No wonder people get hooked on this, she thought.
“Okay, EV2, Houston. Coming up to your three hundred feet limit.”
“Copy that.” Three hundred feet was as far as she could allow herself to travel. Moving away from Columbia, Benacerraf was actually entering a slightly different orbit. If she went much further, return to the orbiter would become a full-scale rendezvous, a matter of complex course correction maneuvers.
She passed out of the shadow of the wing, and into sunlight; her EMU seemed to glow.

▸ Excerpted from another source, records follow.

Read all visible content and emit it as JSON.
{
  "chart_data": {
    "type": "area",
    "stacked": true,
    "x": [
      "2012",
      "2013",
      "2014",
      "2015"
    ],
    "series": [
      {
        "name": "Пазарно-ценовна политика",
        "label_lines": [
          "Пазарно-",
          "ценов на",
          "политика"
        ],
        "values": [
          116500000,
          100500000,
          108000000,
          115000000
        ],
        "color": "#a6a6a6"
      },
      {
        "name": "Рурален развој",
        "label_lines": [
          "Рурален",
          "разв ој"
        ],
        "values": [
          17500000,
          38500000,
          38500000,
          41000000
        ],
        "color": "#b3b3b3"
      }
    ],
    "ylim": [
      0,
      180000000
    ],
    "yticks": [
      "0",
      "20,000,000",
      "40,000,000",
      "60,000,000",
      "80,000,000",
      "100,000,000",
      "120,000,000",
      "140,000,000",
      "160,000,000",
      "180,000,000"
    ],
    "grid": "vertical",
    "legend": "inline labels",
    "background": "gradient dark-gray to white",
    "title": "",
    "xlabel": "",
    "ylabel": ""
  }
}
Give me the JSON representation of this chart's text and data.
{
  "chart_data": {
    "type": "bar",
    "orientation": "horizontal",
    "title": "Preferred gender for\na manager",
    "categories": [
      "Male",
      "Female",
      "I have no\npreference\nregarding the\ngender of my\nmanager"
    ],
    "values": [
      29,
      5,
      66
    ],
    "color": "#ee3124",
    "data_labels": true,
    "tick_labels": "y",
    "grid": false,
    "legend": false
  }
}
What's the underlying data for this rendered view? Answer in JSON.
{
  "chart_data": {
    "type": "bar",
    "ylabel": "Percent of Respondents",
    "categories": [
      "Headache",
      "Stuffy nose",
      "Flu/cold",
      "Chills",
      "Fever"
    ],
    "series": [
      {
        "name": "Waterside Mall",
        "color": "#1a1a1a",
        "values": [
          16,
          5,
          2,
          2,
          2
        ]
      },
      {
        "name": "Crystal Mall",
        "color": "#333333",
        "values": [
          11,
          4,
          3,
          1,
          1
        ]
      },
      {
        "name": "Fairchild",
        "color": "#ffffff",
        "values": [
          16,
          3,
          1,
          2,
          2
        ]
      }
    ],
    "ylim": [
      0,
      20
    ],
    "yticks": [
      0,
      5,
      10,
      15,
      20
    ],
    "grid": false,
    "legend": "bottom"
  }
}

“I see your light, Paula,” Lamb called.
“I’m pleased to hear it, Tom.”
“EV2, Houston. Confirming your ground-to-MMU direct link is operational.”
“Thank you.”
“And your transponder beacon is functioning.”
“Copy that.”
“EV2, Houston. You have a lot of green-eyed people watching you; looks like you’re having a lot of fun.”
“Sure. This is working very nicely. Ah, I’m glad I’ve got old Brer Rabbit out here with me, out in the briar patch where he belongs.”
She heard Lamb chuckle at that, back in the payload bay. She was aping the first words he’d spoken on the Moon.
Most astronauts got off the active list after four or five flights. They moved out into industry, or up into some kind of program management position within NASA. What kind of man was it who would keep on subjecting himself — and his family — to the grind of training, two years for every Shuttle mission, the enormous dangers of the missions themselves, flight after flight, year after year, logging up the spaceflight hours well into his sixties, endlessly defying the survival odds?